Contact a podiatrist if your corn shows signs of infections, such as worsening pain, swelling, redness, pus or drainage.  Your healthcare provider can help to remove as much dead skin as possible and properly bandage the area to heal.

SkinIntegra’s Rapid Crack Repair Cream is a novel healing cream that was specifically formulated to address stubborn and painful foot corns and calluses in people with diabetes and mitigate the risk of an infection. Its patented composition is the result of research into all the components of a healthy skin barrier. For that reason, it includes the essential moisturizing and lipid ingredients naturally found in a healthy skin barrier such as urea, lactic acid, hyaluronic acid for moisturizers and essential fatty acids, natural oils and ceramides for lipids.

In a clinical study, 100% diabetic subjects with dry, cracked and callused skin showed improvement after just one day. 

Rapid Crack Repair Cream  is free of common skin irritants which can cause a reaction and slow the natural healing process in diabetic skin such as fragrances, dyes, parabens and other harsh preservatives, petroleum-based ingredients, and phthalates.
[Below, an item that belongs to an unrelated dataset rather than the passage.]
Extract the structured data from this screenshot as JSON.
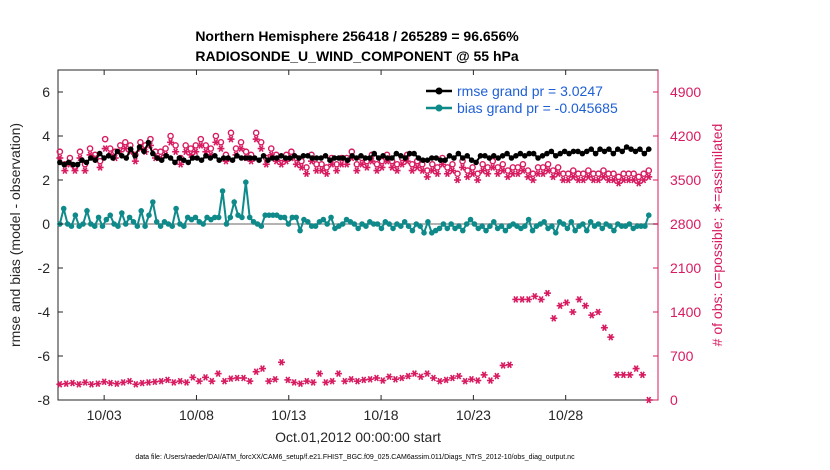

While salicylic acid may seem like a convenient solution for corns and calluses, it poses significant risks for individuals with diabetes. The potential for skin irritation, delayed healing, and systemic absorption make it unsuitable for this group. Instead, safer alternatives such as moisturizers and orthotic inserts should be considered for managing foot health in individuals with diabetes. Prioritizing foot care and choosing appropriate treatments can help prevent complications and maintain overall well-being for those living with diabetes.